How many bytes do I need to store an IOTA seed?

Question

IOTA seeds consist of 81 trytes. Assuming a balanced trinary system, the tryte domain is $[-1, 0, 1]$. The maximum decimal number of a single tryte is 13, because $1\cdot3^0 + 1\cdot3^1 + 1 \cdot 3^2 = 13$. Consequently, I would need 4 bits to store a tryte.

I am wondering how many bits are necessary to store a IOTA seed. The maximum decimal number of an IOTA seed would be $x = \sum\limits_{i=0}^{80} 3^i $. The number of necessary bits would be $log_2(x)$, which is quite large.
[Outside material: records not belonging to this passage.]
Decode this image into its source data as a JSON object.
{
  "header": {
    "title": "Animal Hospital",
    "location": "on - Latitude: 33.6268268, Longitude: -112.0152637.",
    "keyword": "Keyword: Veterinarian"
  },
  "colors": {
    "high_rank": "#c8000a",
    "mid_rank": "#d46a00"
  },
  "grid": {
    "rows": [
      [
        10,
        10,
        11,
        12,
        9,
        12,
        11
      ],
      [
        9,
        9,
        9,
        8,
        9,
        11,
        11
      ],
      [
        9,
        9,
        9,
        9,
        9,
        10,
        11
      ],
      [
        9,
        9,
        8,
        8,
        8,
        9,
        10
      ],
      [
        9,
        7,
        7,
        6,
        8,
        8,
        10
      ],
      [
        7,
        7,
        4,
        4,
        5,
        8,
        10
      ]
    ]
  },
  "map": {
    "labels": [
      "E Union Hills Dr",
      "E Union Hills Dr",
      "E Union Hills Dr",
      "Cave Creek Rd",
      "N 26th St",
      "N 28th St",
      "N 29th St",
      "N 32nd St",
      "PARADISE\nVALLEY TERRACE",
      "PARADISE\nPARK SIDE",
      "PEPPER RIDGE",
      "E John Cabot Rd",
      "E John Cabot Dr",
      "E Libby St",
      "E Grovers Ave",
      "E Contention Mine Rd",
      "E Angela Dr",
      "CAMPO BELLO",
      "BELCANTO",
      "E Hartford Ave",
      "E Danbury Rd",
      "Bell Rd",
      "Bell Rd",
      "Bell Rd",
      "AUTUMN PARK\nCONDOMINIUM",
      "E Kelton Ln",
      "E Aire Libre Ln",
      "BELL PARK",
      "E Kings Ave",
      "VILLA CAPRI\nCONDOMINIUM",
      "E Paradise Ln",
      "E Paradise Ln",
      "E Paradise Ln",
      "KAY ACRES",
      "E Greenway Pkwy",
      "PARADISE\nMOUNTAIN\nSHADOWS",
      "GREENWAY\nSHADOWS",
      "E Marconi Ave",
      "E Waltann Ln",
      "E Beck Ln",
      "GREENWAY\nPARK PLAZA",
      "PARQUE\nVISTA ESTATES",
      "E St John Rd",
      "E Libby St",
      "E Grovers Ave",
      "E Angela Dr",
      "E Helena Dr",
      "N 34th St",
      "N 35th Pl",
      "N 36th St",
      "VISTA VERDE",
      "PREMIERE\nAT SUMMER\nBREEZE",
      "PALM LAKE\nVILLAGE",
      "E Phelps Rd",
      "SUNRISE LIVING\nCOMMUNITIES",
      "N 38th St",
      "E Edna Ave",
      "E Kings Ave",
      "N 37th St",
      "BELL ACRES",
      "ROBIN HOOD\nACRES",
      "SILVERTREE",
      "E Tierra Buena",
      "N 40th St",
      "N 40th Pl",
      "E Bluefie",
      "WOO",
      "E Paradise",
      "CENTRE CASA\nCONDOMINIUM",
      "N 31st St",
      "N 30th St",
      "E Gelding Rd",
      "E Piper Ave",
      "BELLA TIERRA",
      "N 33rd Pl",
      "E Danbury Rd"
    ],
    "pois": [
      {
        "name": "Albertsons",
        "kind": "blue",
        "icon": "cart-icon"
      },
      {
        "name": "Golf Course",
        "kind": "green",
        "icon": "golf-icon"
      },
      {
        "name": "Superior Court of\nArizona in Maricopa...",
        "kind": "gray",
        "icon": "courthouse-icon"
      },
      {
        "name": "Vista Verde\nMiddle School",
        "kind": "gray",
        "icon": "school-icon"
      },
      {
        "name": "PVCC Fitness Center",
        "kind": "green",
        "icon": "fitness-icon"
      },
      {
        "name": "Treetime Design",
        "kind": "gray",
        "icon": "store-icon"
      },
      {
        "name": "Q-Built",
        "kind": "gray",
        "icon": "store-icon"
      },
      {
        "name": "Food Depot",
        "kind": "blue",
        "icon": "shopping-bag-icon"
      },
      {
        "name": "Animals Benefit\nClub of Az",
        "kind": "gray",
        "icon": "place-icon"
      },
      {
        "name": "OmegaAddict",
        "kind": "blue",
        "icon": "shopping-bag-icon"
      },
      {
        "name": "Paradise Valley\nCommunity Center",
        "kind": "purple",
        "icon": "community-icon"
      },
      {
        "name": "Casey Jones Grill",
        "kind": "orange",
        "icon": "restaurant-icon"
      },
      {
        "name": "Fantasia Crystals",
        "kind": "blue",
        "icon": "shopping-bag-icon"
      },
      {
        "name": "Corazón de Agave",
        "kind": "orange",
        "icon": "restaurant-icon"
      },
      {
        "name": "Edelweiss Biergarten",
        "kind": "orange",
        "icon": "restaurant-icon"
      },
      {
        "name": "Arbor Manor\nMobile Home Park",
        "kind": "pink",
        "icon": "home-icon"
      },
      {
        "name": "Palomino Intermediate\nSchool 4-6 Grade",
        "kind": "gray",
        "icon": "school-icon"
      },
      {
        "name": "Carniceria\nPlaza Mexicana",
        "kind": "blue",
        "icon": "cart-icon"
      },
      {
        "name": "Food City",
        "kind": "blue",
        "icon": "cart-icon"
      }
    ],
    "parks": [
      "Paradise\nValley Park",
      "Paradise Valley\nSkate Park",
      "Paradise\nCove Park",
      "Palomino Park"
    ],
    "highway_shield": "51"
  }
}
Is this calculation correct?

Answer 1

You are confusing trits and trytes, see this for details.

A (balanced) trit is something that can represent an element of the set $\{-1,0,1\}$ but a tryte is an element made by 3 trits. As such, it can represent $3^3=27$ values. It follows that 81 trytes can represent $27^{81}$ values and you would need $\lceil \log_2(27^{81}) \rceil=386$ bits to represent that space.

However it could be simpler to represent a trit as two bits, a tryte as 6 bits, and therefore a seed as $6*81=486$ bits as this would be simpler to convert to/from ternary.

Answer 2

I do not get why one trit would be able to store 13 decimal values. The difference between trit and bit is that bit can store 2 possible values (thus base 2) and trit can store 3 possible values (base 3).

The calculation $log_2(3^{81})$ seems correct (thanks Christoph).